2) parameter type.For the standard component of particular type and specification, its all values of parameters all are single.But in fact; For the standard component of some particular type and specification, certain values of parameters wherein or a series or a scope are for such parameter is provided with single value; The result causes the information dropout of relevant criterion part, is unfavorable for the use of these standard components in the frock design;
3) shape unit.All shape units are several types of the most basic voxels, and the definition procedure of vertical pulling body wherein and rotary body etc. is loaded down with trivial details.The The existing CAD system has powerful geometric modeling function, and can't directly utilize CAD system to carry out the shape unit modeling in the above-mentioned model, has limited the practicality and the validity of this model;
4) target benchmark.Through directly coming the objective definition benchmark to set the goal reference component or its calculating formula, the target benchmark of definition is unique often thus.But in fact, the installation position of standard component is along with the difference of some structural parameters in tool structure, and its target benchmark is not quite similar.Above-mentioned three-dimensional tool standard part semantic model can't adapt to such application requirements.
Summary of the invention
In order to address these problems, the present invention carries out necessary correction and expansion to above-mentioned three-dimensional tool standard part semantic model, and has formed the three-dimensional expansion of the tool standard part semantic model that ability to express is more powerful, applicability is stronger and information is more complete.

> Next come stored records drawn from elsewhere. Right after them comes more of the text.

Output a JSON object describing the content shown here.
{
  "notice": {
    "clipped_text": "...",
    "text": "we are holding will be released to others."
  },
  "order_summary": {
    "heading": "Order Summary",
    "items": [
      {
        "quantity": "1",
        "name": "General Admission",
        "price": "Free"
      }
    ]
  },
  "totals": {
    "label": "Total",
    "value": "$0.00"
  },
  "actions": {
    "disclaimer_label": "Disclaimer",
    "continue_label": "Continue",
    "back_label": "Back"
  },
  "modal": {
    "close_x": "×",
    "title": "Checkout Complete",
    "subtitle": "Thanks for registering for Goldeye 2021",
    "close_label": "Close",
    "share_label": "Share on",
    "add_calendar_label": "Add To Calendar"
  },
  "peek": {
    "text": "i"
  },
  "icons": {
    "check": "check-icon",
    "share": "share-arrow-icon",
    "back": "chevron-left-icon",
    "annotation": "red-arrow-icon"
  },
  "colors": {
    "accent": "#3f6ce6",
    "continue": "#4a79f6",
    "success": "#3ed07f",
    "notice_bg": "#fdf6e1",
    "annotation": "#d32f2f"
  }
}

The three-dimensional semantic model of expanding of a kind of tool standard part is characterized in that: comprise following characteristic in the semantic model: 1) specification framework; 2) name structure in; 3) process conditions; 4) external parameter; 5) inquiry automatically; 6) with reference to plain; 7) parameter; 8) shape unit; 9) target benchmark;
The BNF of this semantic model is defined as:
< standard component >: :=< type >; < specification framework >; < interior name structure >; < input table >;
< outer ginseng table >; < joining the formula table outward >; < joining the initial value table outward >;
< querying condition >; < with reference to plain table >; { < attribute list >;
< parameter list >; < shape unit table >; < edit commands table >;
< shape expression formula >; < element benchmark >; < target benchmark >;
< target benchmark formula >; < explanation >; < component attributes >.
The BNF definition list of described < specification framework>is shown:
< specification framework >: :=SizeConstruct: [< single structure>{, < single structure>}];
< single structure >: :=[A|B|C] [M] < attribute>[' < precision attribute>']

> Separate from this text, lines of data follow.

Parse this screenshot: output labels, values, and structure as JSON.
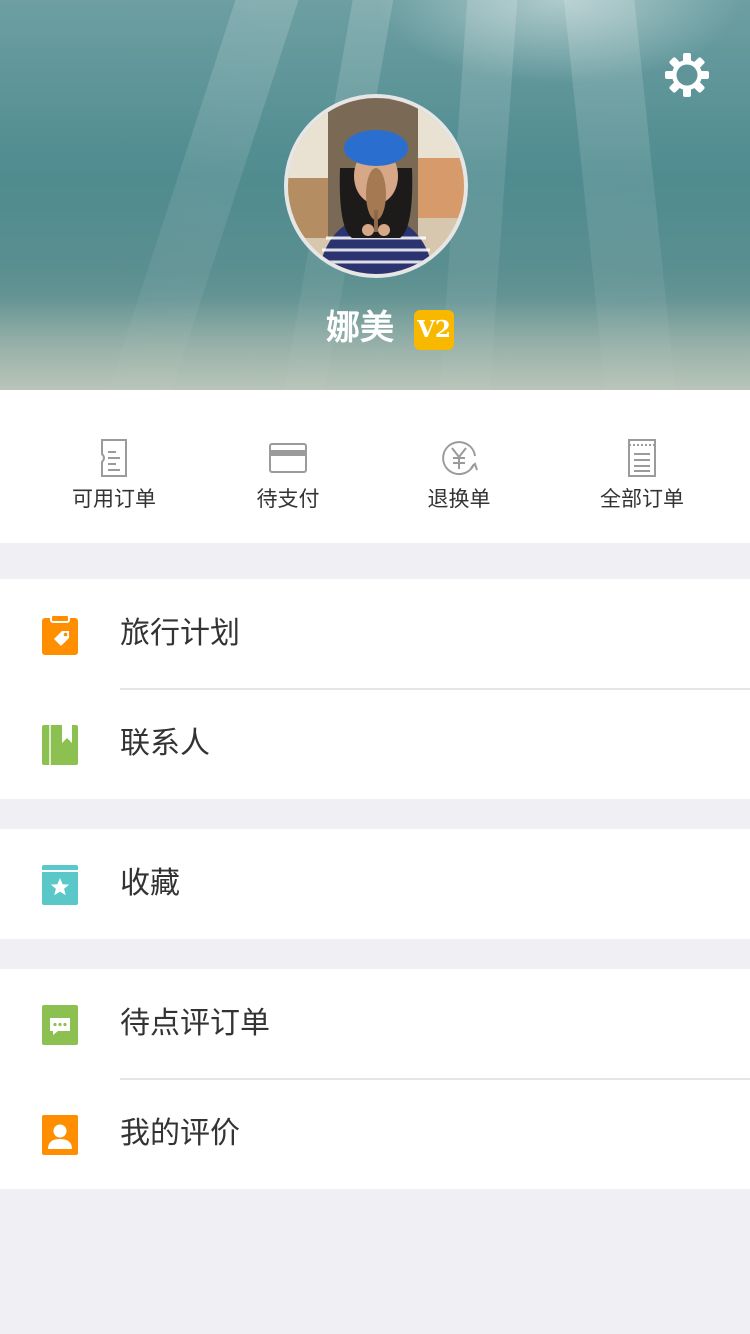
{
  "profile": {
    "username": "娜美",
    "level_badge": "V2"
  },
  "icons": {
    "settings": "gear-icon"
  },
  "orders": [
    {
      "label": "可用订单",
      "icon": "ticket-icon"
    },
    {
      "label": "待支付",
      "icon": "card-icon"
    },
    {
      "label": "退换单",
      "icon": "yen-refund-icon"
    },
    {
      "label": "全部订单",
      "icon": "document-list-icon"
    }
  ],
  "menu": {
    "travel_plan": {
      "label": "旅行计划",
      "icon": "clipboard-tag-icon",
      "color": "#ff8f00"
    },
    "contacts": {
      "label": "联系人",
      "icon": "book-bookmark-icon",
      "color": "#8cc152"
    },
    "favorites": {
      "label": "收藏",
      "icon": "star-box-icon",
      "color": "#5ac8c8"
    },
    "pending_review": {
      "label": "待点评订单",
      "icon": "chat-bubble-icon",
      "color": "#8cc152"
    },
    "my_reviews": {
      "label": "我的评价",
      "icon": "person-icon",
      "color": "#ff8f00"
    }
  }
}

X < attribute>[' < precision attribute>'];
Wherein the plurality of specifications structure be can define simultaneously, type letter, parameter attribute and precision attribute etc. comprised in every kind of structure simultaneously.This definition no longer need be listed all specifications of standard component one by one, has solved the existing limitation of former semantic model < specification series >.

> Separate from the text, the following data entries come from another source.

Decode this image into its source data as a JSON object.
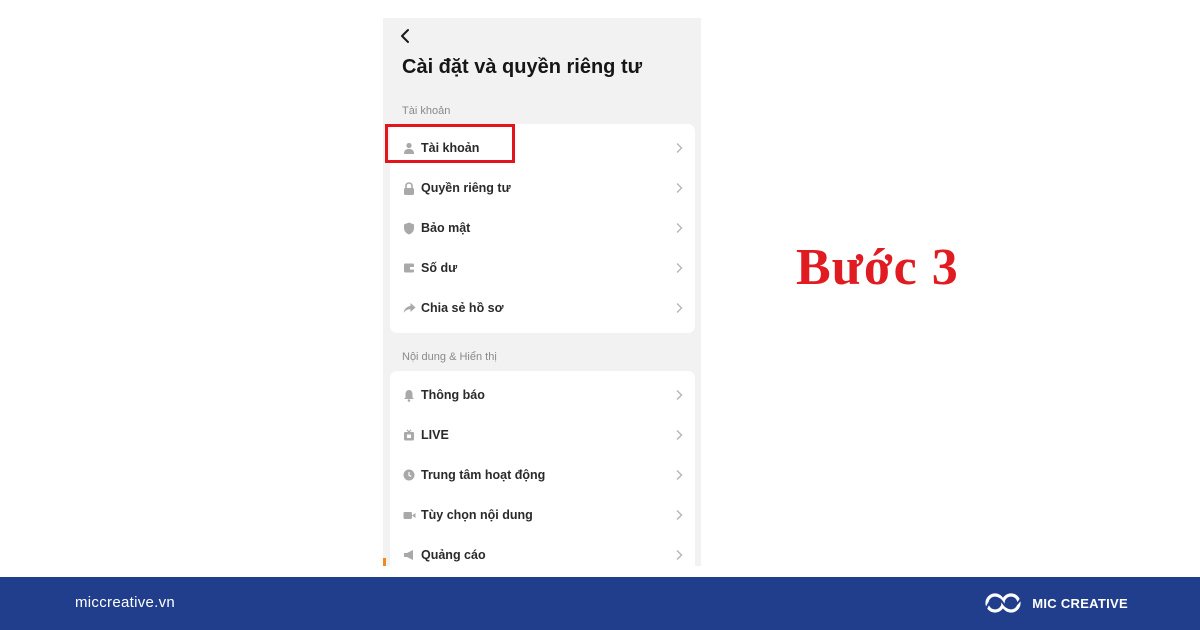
{
  "phone": {
    "title": "Cài đặt và quyền riêng tư",
    "sections": [
      {
        "label": "Tài khoản",
        "items": [
          {
            "label": "Tài khoản",
            "icon": "person-icon"
          },
          {
            "label": "Quyền riêng tư",
            "icon": "lock-icon"
          },
          {
            "label": "Bảo mật",
            "icon": "shield-icon"
          },
          {
            "label": "Số dư",
            "icon": "wallet-icon"
          },
          {
            "label": "Chia sẻ hồ sơ",
            "icon": "share-arrow-icon"
          }
        ]
      },
      {
        "label": "Nội dung & Hiển thị",
        "items": [
          {
            "label": "Thông báo",
            "icon": "bell-icon"
          },
          {
            "label": "LIVE",
            "icon": "live-tv-icon"
          },
          {
            "label": "Trung tâm hoạt động",
            "icon": "clock-icon"
          },
          {
            "label": "Tùy chọn nội dung",
            "icon": "video-camera-icon"
          },
          {
            "label": "Quảng cáo",
            "icon": "megaphone-icon"
          }
        ]
      }
    ]
  },
  "step_title": "Bước 3",
  "footer": {
    "site": "miccreative.vn",
    "brand": "MIC CREATIVE"
  },
  "colors": {
    "highlight": "#e3141c",
    "step_text": "#e01b22",
    "footer_bg": "#213e8c",
    "icon_gray": "#a9a9a9"
  }
}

Through the definition of < interior name structure >, name form when having stipulated that standard component calls.
Described process conditions are according to defined prompting in < input table >, and mutual selection standard spare mounting process condition utilizes these conditions to select the standard component of specific standard automatically, and realize the automatic location and the installation of standard component.
Described external parameter is to have defined < outer ginseng table >, < joining the formula table outward>and model units such as < joining the initial value table outward>respectively; Wherein list in detail in < outer ginseng table>certain standard component call and install in each required external parameter; Utilize these external parameters to define the automatic querying condition of standard component, realize the automatic inquiry of standard component.
Described automatic inquiry is the querying condition that in < querying condition >, has defined standard component, in the standard component invoked procedure, through the judgement to these conditions, confirms the concrete specification of the standard component that satisfies condition automatically, has realized calling automatically of standard component.
Described is in < with reference to plain table >, to have defined a series of assisted geometric elements with reference to element, comprises point, line and face etc., in follow-up shape unit and benchmark definition, can directly utilize these elements.
Described values of parameters or monodrome or series of values or successive value or form value.
" self-defined characteristic ", " model file " and types such as " standard components " in the described shape unit, except original voxel, have been increased.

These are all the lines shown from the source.